There was a shift that happened over a decade ago. It was the shift that moved from no good full-text search options inside of an organization to having a few good options for doing full-text search inside of documents. In a moment, people felt as if they could abandon the difficult process of entering metadata and instead just rely on full-text search to help them find whatever they wanted.
It worked when it was tested, but in practice the results generally contained too many files. It was as difficult to sort through them as it was to navigate the old structure or enter the metadata to make the documents findable. In short, it worked in the small scale, but not in the large scale, so the pendulum swung back towards a strategy that included traditional findability and browsability approaches augmented with full text search.
Today, we have tools at our disposal that can help us optimize the ways that we store and retrieve information to make it easier in both directions.
In the distant past (a few decades), the way that you located documents inside of a content management system was to provide a search field-by-field. If you didn’t have the locator number, you had no chance of finding the information you wanted. As a result, investments were made to ensure that the metadata was entered – and entered correctly. Quality control, double entry, and verification was the name of the game, and it was a big game.
The problem was that the process of getting the right metadata in was expensive for anything except for operational records. Operational records could be output from one machine and stored in the content management system without human intervention or error. The fields that were indexed were consistently provided, because they were done by the interface as it dropped files into the system.
Enter Full Text
A boon to finding documents that weren’t emitted by a system, the introduction of full text promised that no one would have to enter the invoice number – the system would use optical character recognition (OCR), find it, and instantly display the document. The limitations of OCR and the 90ish percent accuracy and the commonality of the numbers quickly turned a search for a single document into hundreds of results, as users struggled to articulate that it was the invoice number they wanted, not the purchase order number, requisition number, or any of the thousand other serial numbers that occur in an organization.
Some organizations had already implemented prefixes to simplify identification and disambiguation, but many had not; they started doing data entry again, and users started searching specific fields. The good news for full text search engines is that they would accept a search for either the full text or the metadata and would prioritize the metadata in the results. So, while there would still be hundreds of results, the invoice you were looking for was on top.
Soon after, we gained the capacity to take those metadata fields and use them to refine your search. You could search for a ZIP code 01234, and the results would appear with refiners that could be used to filter the results. If there were results from five customers, those five customers would appear in the refiners pane and – importantly – the other 30,000 customers’ names wouldn’t be there. This filters extraneous noise and allows users to pick the way they want to filter results by a small list that is easy for them to process.
While clicks are generally bad things, the added value of a focused list was worth the clicks and the wait for the revised search to complete. In short, it was quicker and easier than the user trying to sort out the right result for themselves. After a few refinements, the results list was small or the item that you really wanted on the top.
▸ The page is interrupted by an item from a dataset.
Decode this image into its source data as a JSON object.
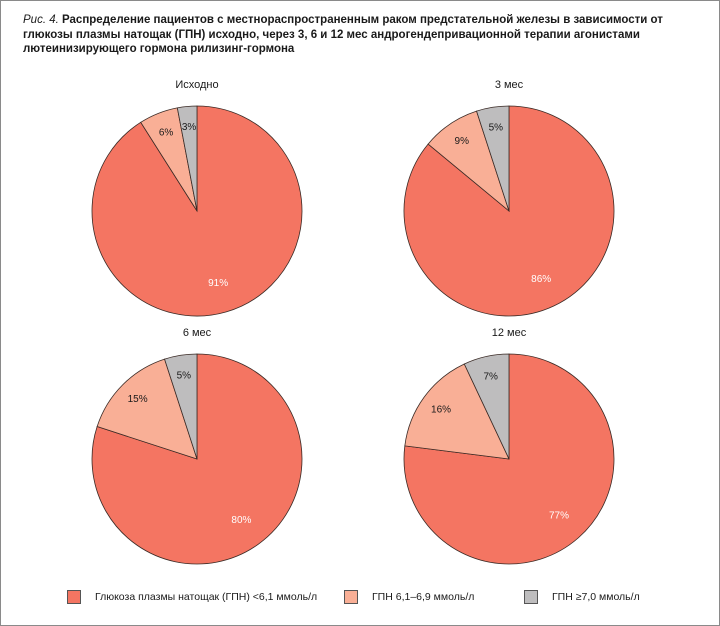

While the clicks for refiners are valuable to the person looking for a document, clicks that are necessary to get them from their result to what they really want aren’t. In some cases, the search result would simply lead to a container that had what the person was looking for. This is the case particularly often when the information has a listing or summary on the page that was returned but also occurs when the folder or container has metadata on it that the items themselves don’t have.
Soon, users wonder why they must do all the extra clicks at the end of the search. It feels wasteful and frustrating.
The extra clicks problem is particularly frustrating when the person doesn’t exactly know which document they need and are forced to do a few clicks per result to evaluate whether the result is what they wanted or not. This pogo sticking problem is one of the reasons why modern search results include previews of the document right in the search results window (usually as a popup), so that users can quickly hover over a result and, ideally, discover whether the result is what they want or not.
Extra clicks between the results and the desired documents breaks this functionality and makes it harder for users to get the results they need.
A slick search is aware of the context in which you issued the search and the social network around you to identify what things you’re most likely to be looking for, and it makes suggestions for common mistakes. However, more importantly, the search leverages the metadata from containers and pushes the appropriate metadata to the documents, so that search results are the actual documents the users are looking for rather than containers.
Getting to a slick, streamlined search is about making it easy for people to get the right result. That means providing easy ways to reduce the results to a manageable number and evaluate individual results quickly.